Wer Erfolg im Leben hat, sollte sich doch eigentlich hauptsächlich freuen. Doch viele Menschen erleben stattdessen das Gefühl, dass sie ihren Erfolg eigentlich gar nicht verdient haben. Diese Menschen haben oft das Impostor-Syndrom: Sie glauben, dass sie allen etwas vorspielen.

Warum das so ist und wie man diese Gedanken bekämpfen kann, hat uns eine Expertin verraten.

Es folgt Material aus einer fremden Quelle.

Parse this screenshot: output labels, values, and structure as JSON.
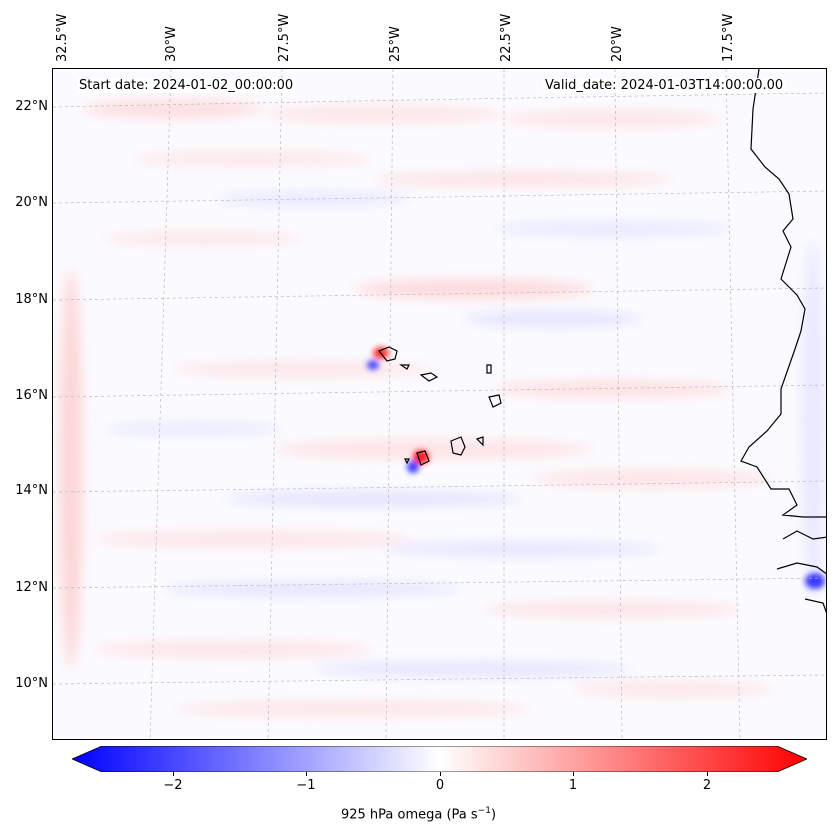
{
  "header": {
    "start_date": "Start date: 2024-01-02_00:00:00",
    "valid_date": "Valid_date: 2024-01-03T14:00:00.00"
  },
  "axes": {
    "lon_labels": [
      "32.5°W",
      "30°W",
      "27.5°W",
      "25°W",
      "22.5°W",
      "20°W",
      "17.5°W"
    ],
    "lat_labels": [
      "22°N",
      "20°N",
      "18°N",
      "16°N",
      "14°N",
      "12°N",
      "10°N"
    ]
  },
  "colorbar": {
    "label": "925 hPa omega (Pa s",
    "label_sup": "−1",
    "label_end": ")",
    "ticks": [
      "−2",
      "−1",
      "0",
      "1",
      "2"
    ],
    "tick_values": [
      -2,
      -1,
      0,
      1,
      2
    ],
    "range": [
      -2.5,
      2.5
    ],
    "colormap": "bwr",
    "extend": "both",
    "low_color": "#0000ff",
    "mid_color": "#ffffff",
    "high_color": "#ff0000"
  },
  "map": {
    "projection": "Lambert-like conic",
    "gridlines": "dashed gray",
    "coastline_color": "#000000",
    "extent_lon": [
      -33,
      -16
    ],
    "extent_lat": [
      9,
      23
    ],
    "features": [
      "Cape Verde islands",
      "West African coastline"
    ]
  }
}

Impostor-Syndrom: Das Gefühl, ein Hochstapler zu sein

Erinnert euch kurz an euer letztes Erfolgserlebnis. Das war vielleicht eine bestandene Prüfung, die Zusage zur neuen Wohnung oder eine Beförderung. Was war in diesem Moment eure erste Reaktion? Wart ihr erleichtert? Konntet ihr den Augenblick genießen und habt Luftsprünge oder sogar einen Siegestanz gemacht? Oder war euer erster Gedanke: Das war doch nur Glück!

Wenn ihr euch mit der letzten Antwort am meisten identifizieren könnt, kennt ihr vermutlich auch das Gefühl, eigentlich allen nur etwas vorzumachen, oder? In Wahrheit seid ihr doch gar nicht so talentiert, schlau oder begabt, wie euch andere in der Vergangenheit erklärt haben. Das liegt doch alles nur an Glück und einem trügerischen Image, das ihr aufgebaut habt. Aber irgendwann – da seid ihr euch sicher – wird der Tag kommen, an dem euer Kartenhaus aus Lügen zusammenfallen wird und alle merken, was für ein:e Hochstapler:in ihr eigentlich seid.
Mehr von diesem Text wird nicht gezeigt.